LAWS(ALL)-1953-2-18

FAKHARUDDIN Vs. HAMIDAN

Decided On February 06, 1953
FAKHARUDDIN Appellant
V/S
MT. HAMIDAN Respondents

JUDGEMENT

(1.) This is a defendant's appeal arising out of a suit for dissolution of marriage under the Dissolution of Muslim Marriages Act (8 of 1939). The respondent, Srimati Hamidan, sued the appellant for dissolution of her marriage alleging that the defendant was given to gambling and prostitution, that he habitually maltreated her, that he failed to maintain her for two years before suit and lastly that he failed to perform his marital obligations towards her within the last three years.
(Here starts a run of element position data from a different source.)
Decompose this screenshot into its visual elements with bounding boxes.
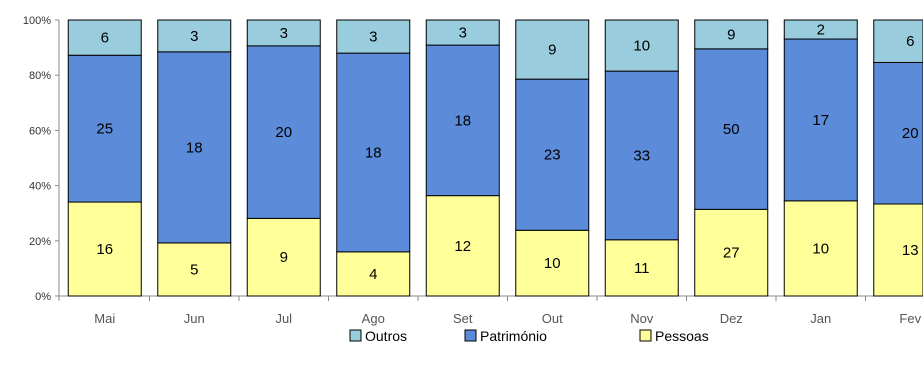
y-ticks: 0% 20% 40% 60% 80% 100% bbox=[23, 15, 59, 303]
legend-item-património: Património bbox=[464, 328, 547, 344]
data-label: 9 bbox=[280, 249, 288, 266]
bar-segment-outros bbox=[873, 19, 923, 63]
bar-group-dez: 27 50 9 bbox=[694, 19, 769, 297]
data-label: 3 bbox=[459, 25, 467, 42]
bar-segment-pessoas bbox=[783, 200, 858, 297]
x-tick-label: Nov bbox=[630, 311, 654, 326]
x-tick-label: Dez bbox=[720, 311, 743, 326]
bar-segment-outros bbox=[67, 19, 142, 56]
bar-segment-outros bbox=[694, 19, 769, 50]
data-label: 20 bbox=[902, 125, 919, 142]
bar-segment-pessoas bbox=[694, 208, 769, 297]
bars: 1625651839203418312183102391133102750910… bbox=[67, 19, 923, 297]
bar-segment-outros bbox=[157, 19, 232, 53]
bar-segment-património bbox=[783, 38, 858, 202]
x-tick-label: Jul bbox=[275, 311, 292, 326]
bar-segment-património bbox=[515, 78, 590, 231]
bar-segment-outros bbox=[783, 19, 858, 40]
data-label: 33 bbox=[633, 147, 650, 164]
x-tick-label: Out bbox=[542, 311, 563, 326]
data-label: 27 bbox=[723, 245, 740, 262]
bar-group-jun: 5 18 3 bbox=[157, 19, 232, 297]
data-label: 9 bbox=[548, 42, 556, 59]
bar-segment-pessoas bbox=[604, 239, 679, 297]
legend-swatch bbox=[349, 329, 362, 342]
data-label: 18 bbox=[454, 112, 471, 129]
bar-segment-património bbox=[67, 54, 142, 203]
bar-segment-outros bbox=[604, 19, 679, 72]
bar-segment-património bbox=[873, 61, 923, 205]
legend-item-pessoas: Pessoas bbox=[639, 328, 709, 344]
x-tick-label: Ago bbox=[362, 311, 385, 326]
x-tick-label: Jun bbox=[184, 311, 205, 326]
bar-group-jul: 9 20 3 bbox=[246, 19, 321, 297]
data-label: 50 bbox=[723, 121, 740, 138]
x-ticks: Mai Jun Jul Ago Set Out Nov Dez Jan Fev bbox=[58, 296, 922, 326]
bar-segment-pessoas bbox=[157, 242, 232, 297]
bar-group-ago: 4 18 3 bbox=[336, 19, 411, 297]
data-label: 18 bbox=[186, 139, 203, 156]
data-label: 6 bbox=[101, 30, 109, 47]
legend-label: Outros bbox=[365, 328, 407, 344]
data-label: 11 bbox=[634, 260, 650, 277]
bar-segment-outros bbox=[425, 19, 500, 46]
bar-segment-pessoas bbox=[336, 251, 411, 297]
bar-group-jan: 10 17 2 bbox=[783, 19, 858, 297]
data-label: 3 bbox=[190, 28, 198, 45]
legend-swatch bbox=[464, 329, 477, 342]
bar-segment-património bbox=[336, 52, 411, 253]
bar-group-out: 10 23 9 bbox=[515, 19, 590, 297]
y-tick-label: 80% bbox=[29, 70, 51, 82]
bar-segment-pessoas bbox=[873, 203, 923, 297]
data-label: 10 bbox=[544, 255, 561, 272]
data-label: 10 bbox=[633, 38, 650, 55]
bar-segment-pessoas bbox=[425, 195, 500, 297]
legend-item-outros: Outros bbox=[349, 328, 407, 344]
x-tick-label: Jan bbox=[810, 311, 831, 326]
legend-label: Património bbox=[480, 328, 547, 344]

The defendant denied that he was given to gambling or prostitution or that he maltreated her. He pleaded that the plaintiff-respondent had herself left his house and gone to live with her mother and thereafter refused to come back to him, and, therefore, he was not bound to maintain her and that for the same reason he was prevented from performing his marital obligations towards her

(2.) The defence was accepted by the learned Munsif and the suit was dismissed. On appeal, the lower appellate Court agreed with the Munsif that the plaintiff-respondent had failed to prove that the defendant-appellant had habitually maltreated her or that he was given to gambling or prostitution, but it was of the opinion that the defendant had failed to maintain the plaintiff and to perform his marital obligations towards her for over three years. What it found was that the plaintiff had gone to her mother's house with the defendant's consent on ths understanding that she would return after Eid, that this was four years before the suit, that the defendant never called her after Eid, that, indeed, he went away from Mathura, where the parties resided, to Agra and remained there for over four years and during this period he never sent for his wife and never sent her any maintenance till she gave notice intimating to him that she would claim dissolution of her marriage with him, and that after the receipt of this notice some money was sent by the defendant to the plaintiff but even then he did not write to her to come and live with him. On these facts the lower appellate Court came to the conclusion that the conduct of the defendant- appellant showed that he did not want her to come back to him and had indeed deserted her. It also found that the defendant paid no maintenance to the plaintiff and did not perform his marital obligations towards her. In the result the lower appellate Court decreed the plaintiff's suit.

(3.) This appeal came up in the first instance before our learned brother. Gurtu, who considered that the case should be decided by a Bench as it involved an important question of law.